There’s no doubt that gas chamber and incineration scenes are depressing, but they are far from as visceral as one might expect. Boll’s version of the effects of Zyklon B gas poisoning is less harrowing and grotesque than that described in many shocking historical accounts. Victims splutter, cough, and slowly fall to the ground. Boll tries to tart this up with fast-cut editing, some slow motion, and a cheesy piano score.

The film fails to tackle the psychological complexities of how human beings could commit such atrocities. There is only an interminable HR discussion between two Nazis in which the dialogue goes some thing like this:

“Klaus can’t shoot the babies any more.”

“Oh. Damn.”

This is about as much depth as we are given.

Boll might claim that he is the first director to go inside the gas chamber and the ovens, but frankly this is a tasteless thing to do. And to do it in such a sanitised fashion compounds the basic wrongheadedness of the film.

Boll admits he originally intended to form a dramatic spine around one Jewish boy from arrival, to execution, to disposal. But in editing he found this melodramatic and so scrapped the idea. Unfortunately this appears to have left him with a limited amount of footage. In order to increase the running time to something commercially viable he has topped and tailed the film with the interview footage mentioned earlier. The interviews are as hamfisted as the rest of the film. Boll asks loaded and leading questions of a small group of teenagers who act as teenagers do and give blank and disinterested answers. A shocking condemnation of the ignorance of youth it is not. In fact a few of the youths seem reasonably well informed. One wonders what the point of all this is supposed to be.
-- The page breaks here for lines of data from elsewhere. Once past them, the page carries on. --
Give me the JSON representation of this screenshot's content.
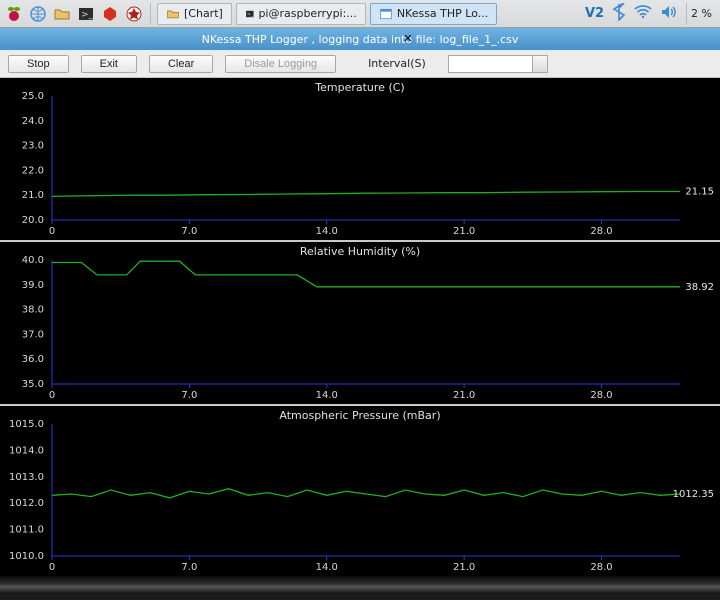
{
  "taskbar": {
    "tasks": [
      {
        "label": "[Chart]"
      },
      {
        "label": "pi@raspberrypi:..."
      },
      {
        "label": "NKessa THP Lo..."
      }
    ],
    "cpu_pct": "2 %"
  },
  "window": {
    "title": "NKessa THP Logger , logging data into file: log_file_1_.csv"
  },
  "toolbar": {
    "stop": "Stop",
    "exit": "Exit",
    "clear": "Clear",
    "disable": "Disale Logging",
    "interval_label": "Interval(S)"
  },
  "charts": {
    "plot_bg": "#000000",
    "axis_color": "#2838d8",
    "series_color": "#1fb01f",
    "text_color": "#d8d8d8",
    "x": {
      "min": 0,
      "max": 32,
      "ticks": [
        0,
        7.0,
        14.0,
        21.0,
        28.0
      ]
    },
    "panels": [
      {
        "title": "Temperature (C)",
        "ymin": 20.0,
        "ymax": 25.0,
        "yticks": [
          20.0,
          21.0,
          22.0,
          23.0,
          24.0,
          25.0
        ],
        "current": "21.15",
        "height": 162,
        "points": [
          [
            0,
            20.95
          ],
          [
            2,
            20.98
          ],
          [
            4,
            21.0
          ],
          [
            6,
            21.0
          ],
          [
            8,
            21.02
          ],
          [
            10,
            21.03
          ],
          [
            12,
            21.05
          ],
          [
            14,
            21.06
          ],
          [
            16,
            21.08
          ],
          [
            18,
            21.09
          ],
          [
            20,
            21.1
          ],
          [
            22,
            21.1
          ],
          [
            24,
            21.12
          ],
          [
            26,
            21.13
          ],
          [
            28,
            21.14
          ],
          [
            30,
            21.15
          ],
          [
            32,
            21.15
          ]
        ]
      },
      {
        "title": "Relative Humidity (%)",
        "ymin": 35.0,
        "ymax": 40.0,
        "yticks": [
          35.0,
          36.0,
          37.0,
          38.0,
          39.0,
          40.0
        ],
        "current": "38.92",
        "height": 162,
        "points": [
          [
            0,
            39.9
          ],
          [
            1.5,
            39.9
          ],
          [
            2.3,
            39.4
          ],
          [
            3.8,
            39.4
          ],
          [
            4.5,
            39.95
          ],
          [
            6.5,
            39.95
          ],
          [
            7.3,
            39.4
          ],
          [
            12.5,
            39.4
          ],
          [
            13.5,
            38.92
          ],
          [
            32,
            38.92
          ]
        ]
      },
      {
        "title": "Atmospheric Pressure (mBar)",
        "ymin": 1010.0,
        "ymax": 1015.0,
        "yticks": [
          1010.0,
          1011.0,
          1012.0,
          1013.0,
          1014.0,
          1015.0
        ],
        "current": "1012.35",
        "height": 170,
        "points": [
          [
            0,
            1012.3
          ],
          [
            1,
            1012.35
          ],
          [
            2,
            1012.25
          ],
          [
            3,
            1012.5
          ],
          [
            4,
            1012.3
          ],
          [
            5,
            1012.4
          ],
          [
            6,
            1012.2
          ],
          [
            7,
            1012.45
          ],
          [
            8,
            1012.35
          ],
          [
            9,
            1012.55
          ],
          [
            10,
            1012.3
          ],
          [
            11,
            1012.4
          ],
          [
            12,
            1012.25
          ],
          [
            13,
            1012.5
          ],
          [
            14,
            1012.3
          ],
          [
            15,
            1012.45
          ],
          [
            16,
            1012.35
          ],
          [
            17,
            1012.25
          ],
          [
            18,
            1012.5
          ],
          [
            19,
            1012.35
          ],
          [
            20,
            1012.3
          ],
          [
            21,
            1012.5
          ],
          [
            22,
            1012.3
          ],
          [
            23,
            1012.4
          ],
          [
            24,
            1012.25
          ],
          [
            25,
            1012.5
          ],
          [
            26,
            1012.35
          ],
          [
            27,
            1012.3
          ],
          [
            28,
            1012.45
          ],
          [
            29,
            1012.3
          ],
          [
            30,
            1012.4
          ],
          [
            31,
            1012.3
          ],
          [
            32,
            1012.35
          ]
        ]
      }
    ]
  }
}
The interviews go on and on and on and illuminate nothing at all.

Boll has set himself an ambitious task of making a truly hard-hitting film about the Holocaust. I saw the film with a Q&A from the director, and I see no reason to doubt his commitment and sincerity. However his technical skills and resources are hugely wanting. Ultimately he has made a boring and pointless film on a hugely sensitive and important topic. What little outrage there is to be found here lies in Boll’s staggering hubris in attempting the endeavour in the first place.

I honestly wouldn’t be surprised if this ends up as a cover mount on The Sunday Mail before the year is out.